# bass box pro design need little help.



## enerlevel (Jun 6, 2009)

amp:- soundstream 2000D
subs :- 2 splx 12" 

ok after all the parameters , and calculating the box size , i get the vent length of just 14.78". tuned to 35hz. 
question.
isnt 14.47" port too small for 2 12" splx? and wont it bring up port noise issues?


Pictures by enerlevel - Photobucket


----------



## cubdenno (Nov 10, 2007)

length of port for a specific frequency is determined by box volume and area of port.

Give me volume of enclosure and I will tell you port.


----------



## enerlevel (Jun 6, 2009)

the dimension of the box is 14x36x20 external


----------



## cubdenno (Nov 10, 2007)

Based on SS's specs for the woof, they want 3 ports 4" in dia. by 18 " long for 1 sub at 2 cu/ft.

you have 4.62 cu ft gross. before woofs, before ports

I would build a common chambered box and slot port it. i would tune it higher than 37. Like 45 hertz. What type of car?

In car you should hit in the upper 20's fine. 

make port 5inches wide X 12.5 inches high X 17 long. This will take up about 3/4 of a cube of internal volume along with woof displacement it will put you a bit lower than 45 but you should be fine. It should also be a fairly quiet port. Though there still may be a bit of huffing but it shouldn't be dramatic.

I use WinISD for the port tuning info.


----------



## enerlevel (Jun 6, 2009)

ok i tried making a box tuned to 35 hz.... it doesn sound very good. the high spl "ring your ears" effect went down and nor did the sub hit low very well.....


the other box tuned to 38hz sounded much better for spl effects.

so the final result i have is 
4.305 cubic foot gross without any sub displacement or port......

the vent size is 12.5 height and 3" wide.. now the only issue i have is the vent length.... its really funny cause with the same parameters , all different softwares show different lengths for the same tuning frequency...... i dont know which software is accurate..... 



p.s the car is civic sedan..... dont u think tuning to 45hz would really mess up rap songs>??


also i was thinking.... wat if i use pvc round 6" ports?? then i could at will change the frequency from 30 to 40hz.... depending on my mood..... is this a good or a bad idea?


----------



## cubdenno (Nov 10, 2007)

My son has 4 8" subs in an enclosure tuned to 45. he hits 141 at the dash. He listens to predominately rap music. It gets in the upper 20's fine. We run the subsonic at about 25-30 hertz.

How would using a 6" round port allow you to change the frequency at will?

Tuning involves internal volume of enclosure.
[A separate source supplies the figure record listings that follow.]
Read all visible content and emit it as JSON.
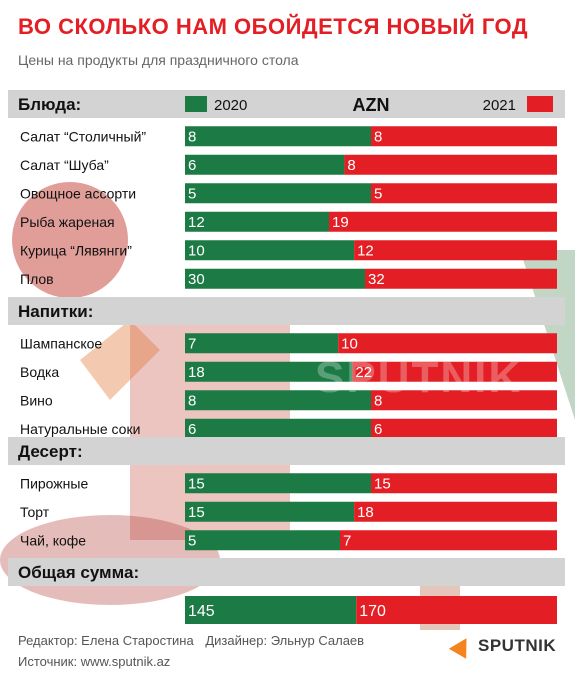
{
  "header": {
    "title": "ВО СКОЛЬКО НАМ ОБОЙДЕТСЯ НОВЫЙ ГОД",
    "subtitle": "Цены на продукты для праздничного стола"
  },
  "colors": {
    "accent": "#e31e24",
    "band": "#d3d3d3",
    "series_2020": "#1c7a45",
    "series_2021": "#e31e24"
  },
  "chart_data": {
    "type": "bar",
    "currency": "AZN",
    "series": [
      {
        "name": "2020",
        "color": "#1c7a45"
      },
      {
        "name": "2021",
        "color": "#e31e24"
      }
    ],
    "sections": [
      {
        "heading": "Блюда:",
        "show_legend": true,
        "items": [
          {
            "label": "Салат  “Столичный”",
            "v2020": 8,
            "v2021": 8
          },
          {
            "label": "Салат  “Шуба”",
            "v2020": 6,
            "v2021": 8
          },
          {
            "label": "Овощное ассорти",
            "v2020": 5,
            "v2021": 5
          },
          {
            "label": "Рыба жареная",
            "v2020": 12,
            "v2021": 19
          },
          {
            "label": "Курица “Лявянги”",
            "v2020": 10,
            "v2021": 12
          },
          {
            "label": "Плов",
            "v2020": 30,
            "v2021": 32
          }
        ]
      },
      {
        "heading": "Напитки:",
        "items": [
          {
            "label": "Шампанское",
            "v2020": 7,
            "v2021": 10
          },
          {
            "label": "Водка",
            "v2020": 18,
            "v2021": 22
          },
          {
            "label": "Вино",
            "v2020": 8,
            "v2021": 8
          },
          {
            "label": "Натуральные соки",
            "v2020": 6,
            "v2021": 6
          }
        ]
      },
      {
        "heading": "Десерт:",
        "items": [
          {
            "label": "Пирожные",
            "v2020": 15,
            "v2021": 15
          },
          {
            "label": "Торт",
            "v2020": 15,
            "v2021": 18
          },
          {
            "label": "Чай, кофе",
            "v2020": 5,
            "v2021": 7
          }
        ]
      },
      {
        "heading": "Общая сумма:",
        "items": [
          {
            "label": "",
            "v2020": 145,
            "v2021": 170
          }
        ]
      }
    ]
  },
  "watermark": "SPUTNIK",
  "footer": {
    "editor": "Редактор: Елена Старостина",
    "designer": "Дизайнер: Эльнур Салаев",
    "source": "Источник: www.sputnik.az"
  },
  "logo": {
    "text": "SPUTNIK"
  }
}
Area of port and length.

It can be a math headache because every time you lengthen a port you decrease the box volume which is counterproductive to the lower tuning.

The 3" wide port will give you a lot of chuffing but if it is in your trunk, you should be fine.

WinISD gives me a length of about 7.5". this will give you close to 45.

Play with box placement in your car. Facing forward, backward, up... you get the idea.


----------